Could any one help me understand the logic of the example in problem #136, Variable Length Code Unpack?

I've already completed the previous problem, #135, which is a counterpart to this one. Here's my understanding of both:

#135, encoding

  • # 135, variable length code, is about encoding a regular string, by mapping each character to a binary value, as per the encoding table given in the problem statement.
    • The given encoding table is 28 different possibilities
  • After mapping each letter to binary, group all of the mappings into octets. (groups of 8)
  • Convert the octet from binary to hexadecimal

#136, decoding

  • # 136, variable length code unpack, is for decoding a message, by mapping a 5-bit encoding to a letter.
  • Use the same table from the previous problem to decrypt the message.

However, the input is a base-32 number. How are we're supposed to map a character, which could be one of 32 values, to a table offering 28?

And how does this compressed sequence: 0SA14NH2CG2K8GH1GOD604, evaluate to the 5-bit sequence from the example?

I can see 5-bit result of that operation: 00000 11100 01010 00001 00100 10111 10001 00010 01100 10000 00010 10100 01000 10000 10001 00001 10000 11000 01101 00110 00000 00100,
is the same as the raw (ungrouped) output from the previous problem: 0000011 10001 01000 001001 00101 11 10001 000100 11 001000 0000101 01000 10001 0000100 01000 011 000011 000011 01001 10000 0000100.

You just have to remove the spaces. But I'm not sure what to do with this information.

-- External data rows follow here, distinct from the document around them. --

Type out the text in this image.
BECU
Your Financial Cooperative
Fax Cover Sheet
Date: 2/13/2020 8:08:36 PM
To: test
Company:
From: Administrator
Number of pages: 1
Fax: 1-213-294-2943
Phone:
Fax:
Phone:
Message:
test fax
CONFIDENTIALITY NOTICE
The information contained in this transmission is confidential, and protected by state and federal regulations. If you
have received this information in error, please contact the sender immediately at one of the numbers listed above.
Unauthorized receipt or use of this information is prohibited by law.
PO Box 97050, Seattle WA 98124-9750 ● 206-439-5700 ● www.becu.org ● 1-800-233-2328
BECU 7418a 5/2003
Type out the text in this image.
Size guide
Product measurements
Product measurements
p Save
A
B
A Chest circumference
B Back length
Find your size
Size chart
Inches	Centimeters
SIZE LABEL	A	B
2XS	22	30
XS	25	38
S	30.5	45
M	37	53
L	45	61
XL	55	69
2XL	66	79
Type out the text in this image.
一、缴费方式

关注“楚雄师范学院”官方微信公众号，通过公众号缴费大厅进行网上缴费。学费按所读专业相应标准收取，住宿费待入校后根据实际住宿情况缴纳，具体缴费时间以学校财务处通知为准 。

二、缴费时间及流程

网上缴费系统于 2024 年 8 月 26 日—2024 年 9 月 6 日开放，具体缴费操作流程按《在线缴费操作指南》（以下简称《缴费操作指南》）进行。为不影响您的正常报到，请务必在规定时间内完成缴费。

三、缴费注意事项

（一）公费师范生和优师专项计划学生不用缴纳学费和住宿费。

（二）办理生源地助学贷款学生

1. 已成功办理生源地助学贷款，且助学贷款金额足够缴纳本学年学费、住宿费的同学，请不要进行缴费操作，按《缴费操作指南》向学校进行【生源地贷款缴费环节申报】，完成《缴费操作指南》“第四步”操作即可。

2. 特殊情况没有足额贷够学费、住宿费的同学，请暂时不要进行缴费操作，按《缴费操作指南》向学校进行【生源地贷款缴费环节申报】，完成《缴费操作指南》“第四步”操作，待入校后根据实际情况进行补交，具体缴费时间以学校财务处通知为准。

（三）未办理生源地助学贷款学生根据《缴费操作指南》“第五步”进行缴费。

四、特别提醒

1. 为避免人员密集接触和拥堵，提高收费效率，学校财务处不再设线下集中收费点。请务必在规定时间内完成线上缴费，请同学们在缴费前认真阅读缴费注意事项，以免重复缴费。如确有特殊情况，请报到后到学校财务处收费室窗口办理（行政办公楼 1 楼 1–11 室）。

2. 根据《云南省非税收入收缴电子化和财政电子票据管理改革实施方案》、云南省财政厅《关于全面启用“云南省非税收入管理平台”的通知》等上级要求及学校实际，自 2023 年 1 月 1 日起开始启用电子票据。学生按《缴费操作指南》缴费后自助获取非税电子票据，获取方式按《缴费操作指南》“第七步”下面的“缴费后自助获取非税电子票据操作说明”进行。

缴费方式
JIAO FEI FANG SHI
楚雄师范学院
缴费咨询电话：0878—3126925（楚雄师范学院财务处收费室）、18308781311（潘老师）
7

Anyway, could anyone give me a pointer or two?

Thanks.

Rodion (admin)     2015-10-29 05:06:33
User avatar

Hi! Thanks for your message!

>is the same as the raw (ungrouped) output from the previous problem:

Yes it is the same bit string. Of course without spaces as bit strings could not have spaces - just zeroes and ones.

>But I'm not sure what to do with this information.

We need to convert the proposed input to bit string (as you have already done) - convert letters to 5-bit chunks and then glue them together.

Now we need to split this bit string into variable length codes using the same code-table as for encoding. At first this may look strange since the codes are of variable length, but as none of them has the starting bits which could be misunderstood as some other code, there is only one way to decode.

For example, let us try with the line you have shown above:

00000111000101000001001001011110001...

It starts with five zeroes. There is no code in the table consisting of only less than 5 zeroes. Moreover there are only two codes which have 5 zeroes followed by one. So it is obviously 0000011.

Let us write down this w and proceed:

.......1000101000001001001011110001...

The next code starts with 1 and there are only few of them. You can easily find out that only one (10001) is suitable again... Let us write down the letter o and remove these bits:

............01000001001001011110001...

And so on, and so on.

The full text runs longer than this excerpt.